O sistema jurídico pátrio é baseado no sistema Civil Law, de tradição romano-germânico, sistema este que possui a lei como principal fonte do direito, sendo o juiz considerado como “BOUCHE DE LA LOI”, ou seja, em uma tradução literal, a boca da lei, aquele que diz a lei. Sendo assim, o processo de interpretação da lei, não é muito utilizado no sistema Civil Law, cabendo ao judiciário aplicar o que a legislação define, consequentemente, não há o surgimento de muitos precedentes.

Já no sistema Common Law, de tradição anglo-saxã, o direito se apresenta utilizando os costumes, usos e precedentes, ou seja, os juízes afirmam o direito como costumeiro, e as decisões produzidas servem como fontes para novos casos1. O julgador cria uma norma que é construída com base na tese jurídica daquele caso em concreto e que servirá para orientar os futuros casos semelhantes. Para Marinoni (2009, p.30),

O que realmente varia do civil law para o common law é o significado que se atribui aos Códigos e à função que o juiz exerce ao considerá-los. No common law, os Códigos não tem a pretensão de fechar os espaços para o juiz pensar; portanto, não se preocupam em ter todas as regras capazes de solucionar os casos conflitivos.

Cumpre ressaltar que, em 1803, no direito norte americano ocorreu o caso Marbury vs. Madison trazendo uma revolução no sistema jurídico dos Estados Unidos da América, pois foi com esse julgamento que a Suprema Corte trouxe o controle judicial da constitucionalidade, “dando ao poder judiciário daquele país uma relevância ainda maior que a originária do common Law inglês”. (ZANETI JÚNIOR, 2017)

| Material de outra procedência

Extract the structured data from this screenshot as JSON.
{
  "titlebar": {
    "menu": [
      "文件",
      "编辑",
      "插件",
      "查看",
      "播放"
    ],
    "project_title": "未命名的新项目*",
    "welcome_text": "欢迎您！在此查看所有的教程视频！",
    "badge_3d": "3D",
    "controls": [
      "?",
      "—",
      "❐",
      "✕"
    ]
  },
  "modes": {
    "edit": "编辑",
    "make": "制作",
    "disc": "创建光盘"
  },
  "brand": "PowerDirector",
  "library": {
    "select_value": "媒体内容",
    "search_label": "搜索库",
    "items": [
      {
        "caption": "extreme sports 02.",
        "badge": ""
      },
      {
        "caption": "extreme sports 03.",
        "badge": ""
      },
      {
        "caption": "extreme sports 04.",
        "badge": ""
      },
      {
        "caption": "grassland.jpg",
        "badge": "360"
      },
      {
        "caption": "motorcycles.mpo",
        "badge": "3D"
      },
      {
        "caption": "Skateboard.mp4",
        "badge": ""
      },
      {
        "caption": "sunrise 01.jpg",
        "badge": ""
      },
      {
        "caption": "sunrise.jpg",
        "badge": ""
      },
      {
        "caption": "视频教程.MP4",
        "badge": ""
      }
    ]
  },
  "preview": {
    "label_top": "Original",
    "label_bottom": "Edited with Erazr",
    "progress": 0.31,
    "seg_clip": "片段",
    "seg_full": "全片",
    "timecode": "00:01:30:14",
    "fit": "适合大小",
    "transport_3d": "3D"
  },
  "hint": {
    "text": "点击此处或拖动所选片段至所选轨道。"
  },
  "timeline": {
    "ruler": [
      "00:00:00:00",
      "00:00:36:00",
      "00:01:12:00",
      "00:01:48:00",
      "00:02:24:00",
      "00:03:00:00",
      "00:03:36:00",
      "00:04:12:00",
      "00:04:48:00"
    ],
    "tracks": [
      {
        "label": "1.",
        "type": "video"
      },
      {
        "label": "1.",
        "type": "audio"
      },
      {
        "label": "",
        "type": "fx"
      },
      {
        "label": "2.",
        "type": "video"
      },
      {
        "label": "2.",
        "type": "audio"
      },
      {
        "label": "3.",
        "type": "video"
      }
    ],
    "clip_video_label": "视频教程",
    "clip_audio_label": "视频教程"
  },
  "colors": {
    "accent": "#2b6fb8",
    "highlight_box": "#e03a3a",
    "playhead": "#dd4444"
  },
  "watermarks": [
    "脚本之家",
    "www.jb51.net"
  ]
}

Insta salientar que o sistema Common Law possuía como fonte do direito, primeiramente, somente os costumes gerais, sendo que os precedentes judiciais tomaram corpo e começaram a ser considerados como fontes com eficácia vinculante apenas no século XIX, por meio do stare decisis.

Sendo assim, no Common Law as decisões dos juízes partem de um precedente relacionado ao caso, e com isso, presume-se que haja uma coerência e equidade e, sobretudo, segurança jurídica em tais decisões visto que deve ser seguido a doutrina do stare decisis.

Dessa forma, o termo stare decisis é uma forma simplificada da expressão stare decisis et non quieta movere, que significa “respeitar as coisas decididas e não mexer no que foi estabelecido”, ou seja, com a utilização da doutrina do stare decisis busca-se uma igualdade nas decisões judiciais, por meio da utilização do efeito vinculante dos precedentes.

Para Marinoni (2009),

Esta relação entre a natureza constitutiva da decisão judicial e o stare decisis conduziu a três mitos: i) o common law não existe sem o stare decisis; ii) o juiz do common law, por criar o direito, realiza uma função absolutamente diversa da do seu colega do civil law; e o iii) o stare decisis é incompatível com o civil law.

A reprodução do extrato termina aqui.